Chairman of West Bengal Minority Development & Finance Corporation
- In office 7 June 2011 – 9 December 2014
- Incumbent
- Assumed office 25 July 2017

Member of Parliament, Lok Sabha
- In office 2006–2009
- Preceded by: Mahboob Zahedi
- Succeeded by: Constituency Dissolved
- Constituency: Katwa

West Bengal Legislative Assembly
- In office 1991–2006
- Preceded by: Hemanta Roy
- Succeeded by: Chaudhuri Md. Hedayatullah
- Constituency: Manteswar

Personal details
- Born: 6 January 1944 (age 82) Akbarnagar, Burdwan, Bengal Presidency, British India
- Party: All India Trinamool Congress
- Alma mater: University of Calcutta

= Abu Ayesh Mondal =

Indian politician

Abu Ayesh Mondal (born 6 January 1944) is an Indian politician from West Bengal belonging to All India Trinamool Congress. He is a former member of the West Bengal Legislative Assembly and Lok Sabha.He was Chairman of West Bengal Minorities Commission also.

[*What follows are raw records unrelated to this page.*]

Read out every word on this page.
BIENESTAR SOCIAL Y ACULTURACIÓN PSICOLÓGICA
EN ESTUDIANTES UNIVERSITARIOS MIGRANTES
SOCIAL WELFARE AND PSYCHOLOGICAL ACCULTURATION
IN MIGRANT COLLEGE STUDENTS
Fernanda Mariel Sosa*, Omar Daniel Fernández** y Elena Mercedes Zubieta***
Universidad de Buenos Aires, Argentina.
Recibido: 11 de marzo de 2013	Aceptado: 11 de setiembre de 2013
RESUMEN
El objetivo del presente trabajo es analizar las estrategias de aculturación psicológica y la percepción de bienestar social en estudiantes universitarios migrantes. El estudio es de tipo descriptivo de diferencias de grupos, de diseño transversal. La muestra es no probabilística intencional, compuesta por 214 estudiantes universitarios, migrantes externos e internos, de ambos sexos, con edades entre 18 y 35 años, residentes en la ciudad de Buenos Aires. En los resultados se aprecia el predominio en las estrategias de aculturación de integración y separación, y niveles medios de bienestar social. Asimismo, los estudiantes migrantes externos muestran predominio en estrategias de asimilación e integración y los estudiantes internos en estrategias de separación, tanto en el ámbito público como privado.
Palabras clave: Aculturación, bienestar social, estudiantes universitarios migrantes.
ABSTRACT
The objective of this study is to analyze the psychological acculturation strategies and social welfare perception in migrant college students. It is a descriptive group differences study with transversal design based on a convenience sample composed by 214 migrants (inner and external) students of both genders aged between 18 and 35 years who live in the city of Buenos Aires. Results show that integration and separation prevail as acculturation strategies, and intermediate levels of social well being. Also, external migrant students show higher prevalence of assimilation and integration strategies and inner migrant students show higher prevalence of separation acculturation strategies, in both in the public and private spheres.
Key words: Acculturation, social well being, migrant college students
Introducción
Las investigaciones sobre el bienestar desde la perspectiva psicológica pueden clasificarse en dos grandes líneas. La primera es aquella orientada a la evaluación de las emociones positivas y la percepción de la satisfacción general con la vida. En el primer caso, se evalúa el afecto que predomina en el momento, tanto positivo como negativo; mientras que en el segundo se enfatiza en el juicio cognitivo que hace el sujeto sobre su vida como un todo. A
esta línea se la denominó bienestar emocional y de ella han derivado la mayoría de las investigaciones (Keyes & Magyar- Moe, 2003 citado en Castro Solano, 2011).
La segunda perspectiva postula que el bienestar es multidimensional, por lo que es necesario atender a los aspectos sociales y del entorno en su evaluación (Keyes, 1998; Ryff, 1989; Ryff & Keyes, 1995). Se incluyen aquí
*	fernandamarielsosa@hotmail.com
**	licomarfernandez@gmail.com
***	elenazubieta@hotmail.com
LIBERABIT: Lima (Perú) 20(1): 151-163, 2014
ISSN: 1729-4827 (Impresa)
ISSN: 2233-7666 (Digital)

==Early life and education==
Mondal was born on 6 January 1944 at Akbarnagar in Burdwan to Abdul Ohid Mondal and Ashema Khatun. He graduated from University of Calcutta in mathematics.

==Career==
Mondal was elected as a member of the West Bengal Legislative Assembly from Manteswar in 1991, 1996 and 2001 as a Communist Party of India (Marxist) candidate. He was also elected as a member of the Lok Sabha from Katwa in 2006 bypoll as a Communist Party of India (Marxist) candidate.

Mondal was expelled from Communist Party of India (Marxist) for alleged anti-party activities. Later, he joined Trinamool Congress.

Mondal was appointed the chairman of West Bengal Minority Development & Finance Corporation on 7 June 2011. He served the post till 9 December 2014. He was appointed again as the chairman of West Bengal Minority Development & Finance Corporation on 25 July 2017.

==Personal life==
Mondal was married to Sanowara Khatun on 18 June 1962. They have three sons and two daughters.

==Controversy==
In July 2013 an employee of West Bengal Minority Development & Finance Corporation alleged that Mondal called her bad names over telephone. In December 2014 it was alleged that he beat a toll plaza employee with his shoe. After this allegation he resigned from West Bengal Minority Development & Finance Corporation.